DESFOSO—If you looked around, abbot, you couldn’t find a single, strong boat here. I haven’t enough tar for mine. And the church—is that the way a good church ought to look? I am not saying it myself, but it comes out that way—it can’t be helped, abbot.

Haggart turns to Mariet and says:

“Do you hear, woman?”

“I do.”

“Why don’t you spit into their faces?”

“I can’t. I love you, Haggart. Are there only ten Commandments of God? No, there is still another: ‘I love you, Haggart.’”

“What sad dreams there are in your land.”

The abbot rises and walks over to the fishermen.

“Well, what did you say about the church, old man? You said something interesting about the church, or was I mistaken?”

He casts a swift glance at Mariet and Haggart.

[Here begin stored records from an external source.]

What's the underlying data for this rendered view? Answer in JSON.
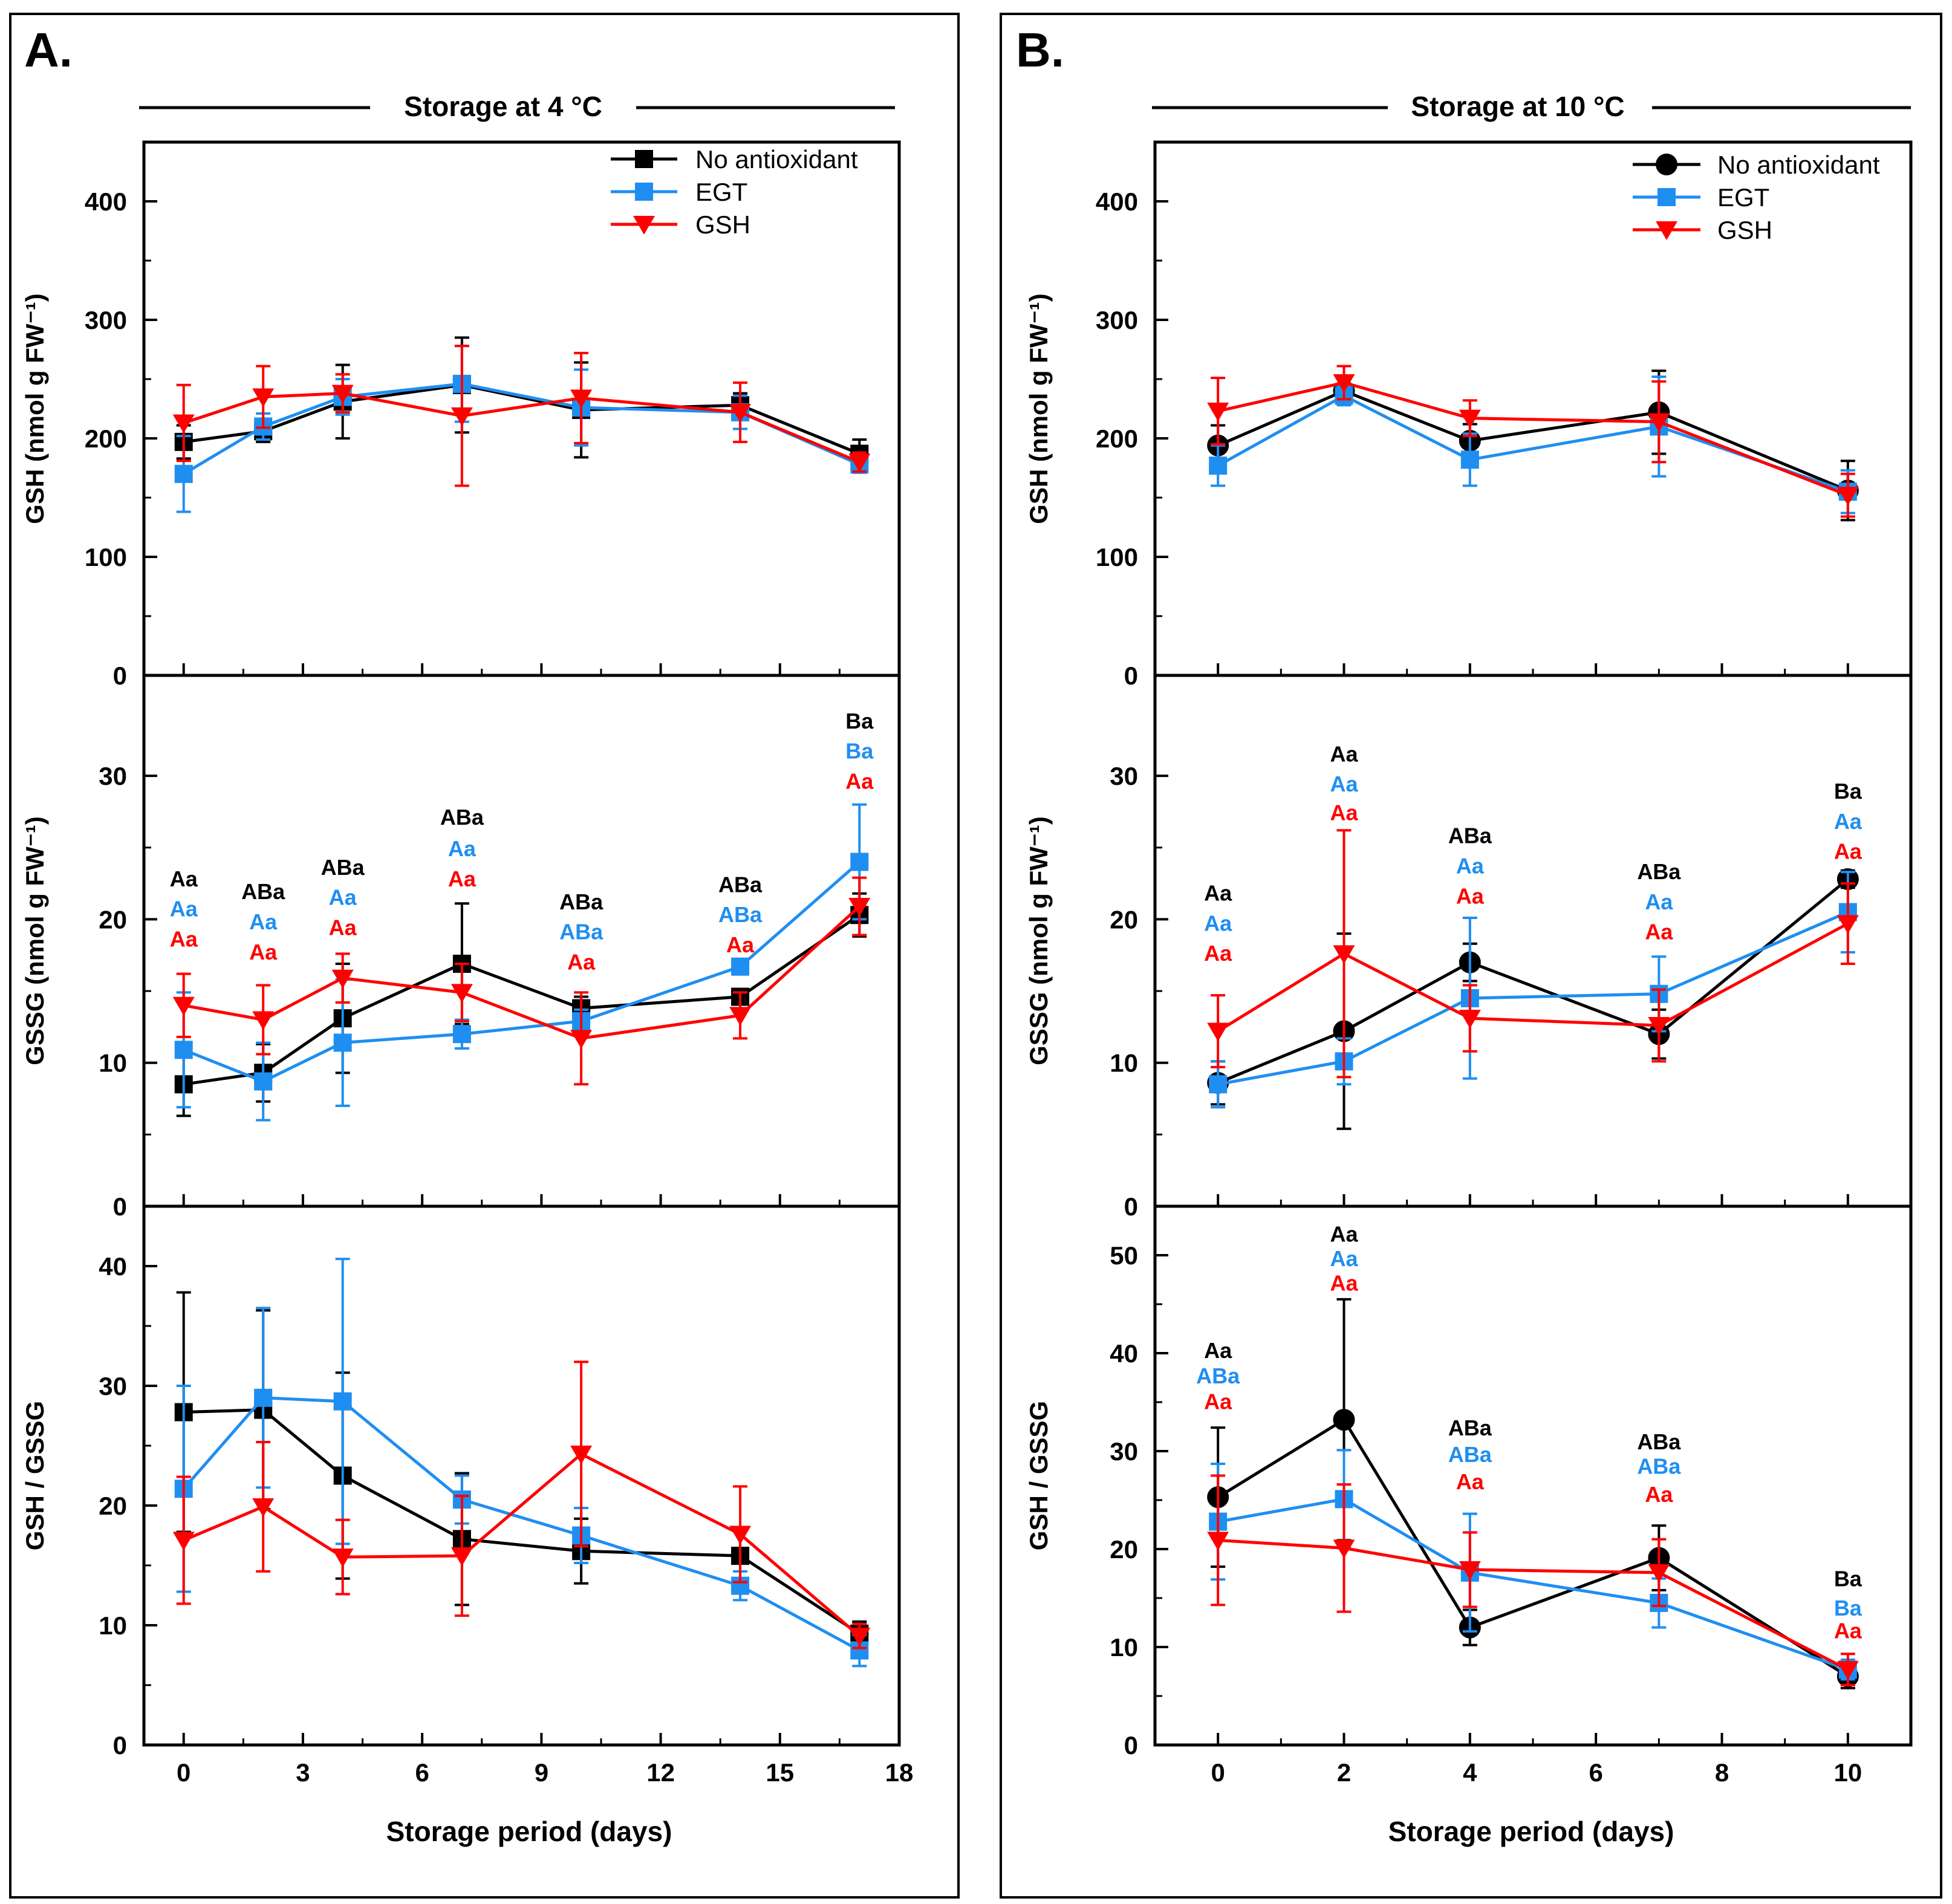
{
  "colors": {
    "black": "#000000",
    "blue": "#1f8ef1",
    "red": "#ff0000"
  },
  "chart_data": [
    {
      "panel": "A.",
      "type": "line",
      "header": "Storage at 4 °C",
      "xlabel": "Storage period (days)",
      "xlim": [
        -1,
        18
      ],
      "xticks": [
        0,
        3,
        6,
        9,
        12,
        15,
        18
      ],
      "x": [
        0,
        2,
        4,
        7,
        10,
        14,
        17
      ],
      "legend": {
        "position": "top-right",
        "entries": [
          "No antioxidant",
          "EGT",
          "GSH"
        ]
      },
      "subplots": [
        {
          "ylabel": "GSH (nmol g FW⁻¹)",
          "ylim": [
            0,
            450
          ],
          "yticks": [
            0,
            100,
            200,
            300,
            400
          ],
          "series": [
            {
              "name": "No antioxidant",
              "values": [
                197,
                206,
                231,
                245,
                224,
                228,
                187
              ],
              "errors": [
                14,
                9,
                31,
                40,
                40,
                10,
                12
              ]
            },
            {
              "name": "EGT",
              "values": [
                170,
                210,
                235,
                246,
                226,
                222,
                178
              ],
              "errors": [
                32,
                11,
                15,
                32,
                32,
                14,
                7
              ]
            },
            {
              "name": "GSH",
              "values": [
                213,
                235,
                238,
                219,
                234,
                222,
                180
              ],
              "errors": [
                32,
                26,
                16,
                59,
                38,
                25,
                8
              ]
            }
          ],
          "annotations": []
        },
        {
          "ylabel": "GSSG (nmol g FW⁻¹)",
          "ylim": [
            0,
            37
          ],
          "yticks": [
            0,
            10,
            20,
            30
          ],
          "series": [
            {
              "name": "No antioxidant",
              "values": [
                8.5,
                9.3,
                13.1,
                16.9,
                13.8,
                14.6,
                20.3
              ],
              "errors": [
                2.2,
                2.0,
                3.8,
                4.2,
                0.8,
                0.5,
                1.5
              ]
            },
            {
              "name": "EGT",
              "values": [
                10.9,
                8.7,
                11.4,
                12.0,
                12.9,
                16.7,
                24.0
              ],
              "errors": [
                4.0,
                2.7,
                4.4,
                1.0,
                0.8,
                0.5,
                4.0
              ]
            },
            {
              "name": "GSH",
              "values": [
                14.0,
                13.0,
                15.9,
                14.9,
                11.7,
                13.3,
                20.9
              ],
              "errors": [
                2.2,
                2.4,
                1.7,
                2.0,
                3.2,
                1.6,
                2.0
              ]
            }
          ],
          "annotations": [
            {
              "x": 0,
              "y": [
                22.3,
                20.2,
                18.1
              ],
              "labels": [
                "Aa",
                "Aa",
                "Aa"
              ]
            },
            {
              "x": 2,
              "y": [
                21.4,
                19.3,
                17.2
              ],
              "labels": [
                "ABa",
                "Aa",
                "Aa"
              ]
            },
            {
              "x": 4,
              "y": [
                23.1,
                21.0,
                18.9
              ],
              "labels": [
                "ABa",
                "Aa",
                "Aa"
              ]
            },
            {
              "x": 7,
              "y": [
                26.6,
                24.4,
                22.3
              ],
              "labels": [
                "ABa",
                "Aa",
                "Aa"
              ]
            },
            {
              "x": 10,
              "y": [
                20.7,
                18.6,
                16.5
              ],
              "labels": [
                "ABa",
                "ABa",
                "Aa"
              ]
            },
            {
              "x": 14,
              "y": [
                21.9,
                19.8,
                17.7
              ],
              "labels": [
                "ABa",
                "ABa",
                "Aa"
              ]
            },
            {
              "x": 17,
              "y": [
                33.3,
                31.2,
                29.1
              ],
              "labels": [
                "Ba",
                "Ba",
                "Aa"
              ]
            }
          ]
        },
        {
          "ylabel": "GSH / GSSG",
          "ylim": [
            0,
            45
          ],
          "yticks": [
            0,
            10,
            20,
            30,
            40
          ],
          "series": [
            {
              "name": "No antioxidant",
              "values": [
                27.8,
                28.0,
                22.5,
                17.2,
                16.2,
                15.8,
                9.3
              ],
              "errors": [
                10.0,
                8.3,
                8.6,
                5.5,
                2.7,
                2.4,
                1.0
              ]
            },
            {
              "name": "EGT",
              "values": [
                21.4,
                29.0,
                28.7,
                20.5,
                17.5,
                13.3,
                7.9
              ],
              "errors": [
                8.6,
                7.5,
                11.9,
                2.0,
                2.3,
                1.2,
                1.3
              ]
            },
            {
              "name": "GSH",
              "values": [
                17.1,
                19.9,
                15.7,
                15.8,
                24.3,
                17.6,
                9.1
              ],
              "errors": [
                5.3,
                5.4,
                3.1,
                5.0,
                7.7,
                4.0,
                1.0
              ]
            }
          ],
          "annotations": []
        }
      ]
    },
    {
      "panel": "B.",
      "type": "line",
      "header": "Storage at 10 °C",
      "xlabel": "Storage period (days)",
      "xlim": [
        -1,
        11
      ],
      "xticks": [
        0,
        2,
        4,
        6,
        8,
        10
      ],
      "x": [
        0,
        2,
        4,
        7,
        10
      ],
      "legend": {
        "position": "top-right",
        "entries": [
          "No antioxidant",
          "EGT",
          "GSH"
        ]
      },
      "subplots": [
        {
          "ylabel": "GSH (nmol g FW⁻¹)",
          "ylim": [
            0,
            450
          ],
          "yticks": [
            0,
            100,
            200,
            300,
            400
          ],
          "series": [
            {
              "name": "No antioxidant",
              "values": [
                194,
                240,
                198,
                222,
                156
              ],
              "errors": [
                17,
                10,
                14,
                35,
                25
              ]
            },
            {
              "name": "EGT",
              "values": [
                177,
                236,
                182,
                210,
                155
              ],
              "errors": [
                17,
                8,
                22,
                42,
                18
              ]
            },
            {
              "name": "GSH",
              "values": [
                223,
                247,
                217,
                214,
                152
              ],
              "errors": [
                28,
                14,
                15,
                34,
                18
              ]
            }
          ],
          "annotations": []
        },
        {
          "ylabel": "GSSG (nmol g FW⁻¹)",
          "ylim": [
            0,
            37
          ],
          "yticks": [
            0,
            10,
            20,
            30
          ],
          "series": [
            {
              "name": "No antioxidant",
              "values": [
                8.6,
                12.2,
                17.0,
                12.0,
                22.8
              ],
              "errors": [
                1.5,
                6.8,
                1.3,
                1.7,
                0.6
              ]
            },
            {
              "name": "EGT",
              "values": [
                8.5,
                10.1,
                14.5,
                14.8,
                20.5
              ],
              "errors": [
                1.6,
                1.6,
                5.6,
                2.6,
                2.8
              ]
            },
            {
              "name": "GSH",
              "values": [
                12.2,
                17.6,
                13.1,
                12.6,
                19.7
              ],
              "errors": [
                2.5,
                8.6,
                2.3,
                2.5,
                2.8
              ]
            }
          ],
          "annotations": [
            {
              "x": 0,
              "y": [
                21.3,
                19.2,
                17.1
              ],
              "labels": [
                "Aa",
                "Aa",
                "Aa"
              ]
            },
            {
              "x": 2,
              "y": [
                31.0,
                28.9,
                26.9
              ],
              "labels": [
                "Aa",
                "Aa",
                "Aa"
              ]
            },
            {
              "x": 4,
              "y": [
                25.3,
                23.2,
                21.1
              ],
              "labels": [
                "ABa",
                "Aa",
                "Aa"
              ]
            },
            {
              "x": 7,
              "y": [
                22.8,
                20.7,
                18.6
              ],
              "labels": [
                "ABa",
                "Aa",
                "Aa"
              ]
            },
            {
              "x": 10,
              "y": [
                28.4,
                26.3,
                24.2
              ],
              "labels": [
                "Ba",
                "Aa",
                "Aa"
              ]
            }
          ]
        },
        {
          "ylabel": "GSH / GSSG",
          "ylim": [
            0,
            55
          ],
          "yticks": [
            0,
            10,
            20,
            30,
            40,
            50
          ],
          "series": [
            {
              "name": "No antioxidant",
              "values": [
                25.3,
                33.2,
                12.0,
                19.1,
                7.0
              ],
              "errors": [
                7.1,
                12.3,
                1.8,
                3.3,
                1.2
              ]
            },
            {
              "name": "EGT",
              "values": [
                22.8,
                25.1,
                17.6,
                14.5,
                7.7
              ],
              "errors": [
                5.9,
                5.0,
                6.0,
                2.5,
                1.0
              ]
            },
            {
              "name": "GSH",
              "values": [
                20.9,
                20.1,
                17.9,
                17.6,
                7.7
              ],
              "errors": [
                6.6,
                6.5,
                3.8,
                3.4,
                1.6
              ]
            }
          ],
          "annotations": [
            {
              "x": 0,
              "y": [
                39.5,
                36.9,
                34.3
              ],
              "labels": [
                "Aa",
                "ABa",
                "Aa"
              ]
            },
            {
              "x": 2,
              "y": [
                51.4,
                48.9,
                46.4
              ],
              "labels": [
                "Aa",
                "Aa",
                "Aa"
              ]
            },
            {
              "x": 4,
              "y": [
                31.6,
                28.9,
                26.1
              ],
              "labels": [
                "ABa",
                "ABa",
                "Aa"
              ]
            },
            {
              "x": 7,
              "y": [
                30.2,
                27.7,
                24.8
              ],
              "labels": [
                "ABa",
                "ABa",
                "Aa"
              ]
            },
            {
              "x": 10,
              "y": [
                16.2,
                13.2,
                10.9
              ],
              "labels": [
                "Ba",
                "Ba",
                "Aa"
              ]
            }
          ]
        }
      ]
    }
  ]
}
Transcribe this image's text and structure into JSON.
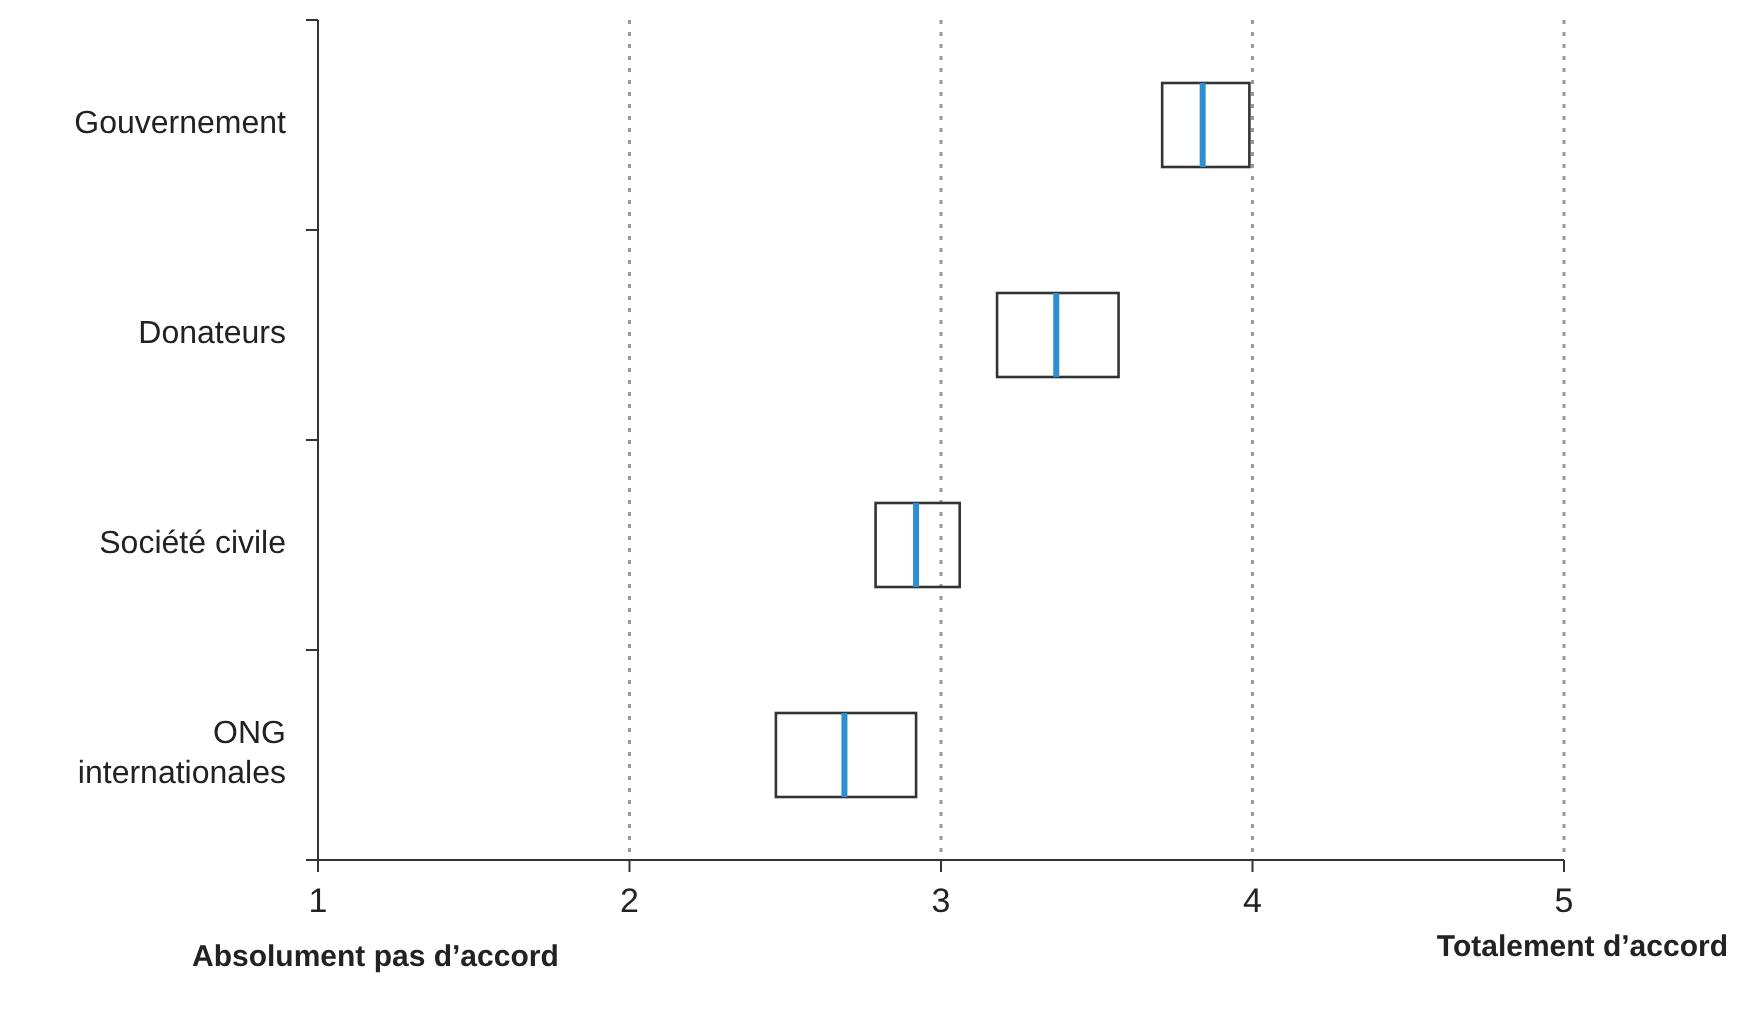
{
  "chart_data": {
    "type": "box",
    "orientation": "horizontal",
    "categories": [
      "Gouvernement",
      "Donateurs",
      "Société civile",
      "ONG internationales"
    ],
    "boxes": [
      {
        "low": 3.71,
        "q1": 3.71,
        "median": 3.84,
        "q3": 3.99,
        "high": 3.99
      },
      {
        "low": 3.18,
        "q1": 3.18,
        "median": 3.37,
        "q3": 3.57,
        "high": 3.57
      },
      {
        "low": 2.79,
        "q1": 2.79,
        "median": 2.92,
        "q3": 3.06,
        "high": 3.06
      },
      {
        "low": 2.47,
        "q1": 2.47,
        "median": 2.69,
        "q3": 2.92,
        "high": 2.92
      }
    ],
    "xlim": [
      1,
      5
    ],
    "xticks": [
      1,
      2,
      3,
      4,
      5
    ],
    "grid": "x",
    "annotations": [
      "Absolument pas d’accord",
      "Totalement d’accord"
    ]
  }
}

“It isn’t the church alone, abbot. There are four of us old men: Legran, Stoffle, Puasar, Kornu, and seven old women. Do I say that we are not going to feed them? Of course, we will, but don’t be angry, father—it is hard! You know it yourself, abbot—old age is no fun.”

“I am an old man, too!” begins old Rikke, lisping, but suddenly he flings his hat angrily to the ground. “Yes, I am an old man. I don’t want any more, that’s all! I worked, and now I don’t want to work. That’s all! I don’t want to work.”

He goes out, swinging his hand. All look sympathetically at his stooping back, at his white tufts of hair. And then they look again at Desfoso, at his mouth, from which their words come out. A voice says:

“There, Rikke doesn’t want to work any more.”

All laugh softly and forcedly.

“Suppose we send Gart to the city—what then?” Desfoso goes on, without looking at Haggart. “Well, the city people will hang him—and then what? The result will be that a man will be gone, a fisherman will be gone—you will lose a son, and Mariet will lose her husband, and the little boy his father. Is there any joy in that?”

“That’s right, that’s right!” nods the abbot, approvingly. “But what a mind you have, Desfoso!”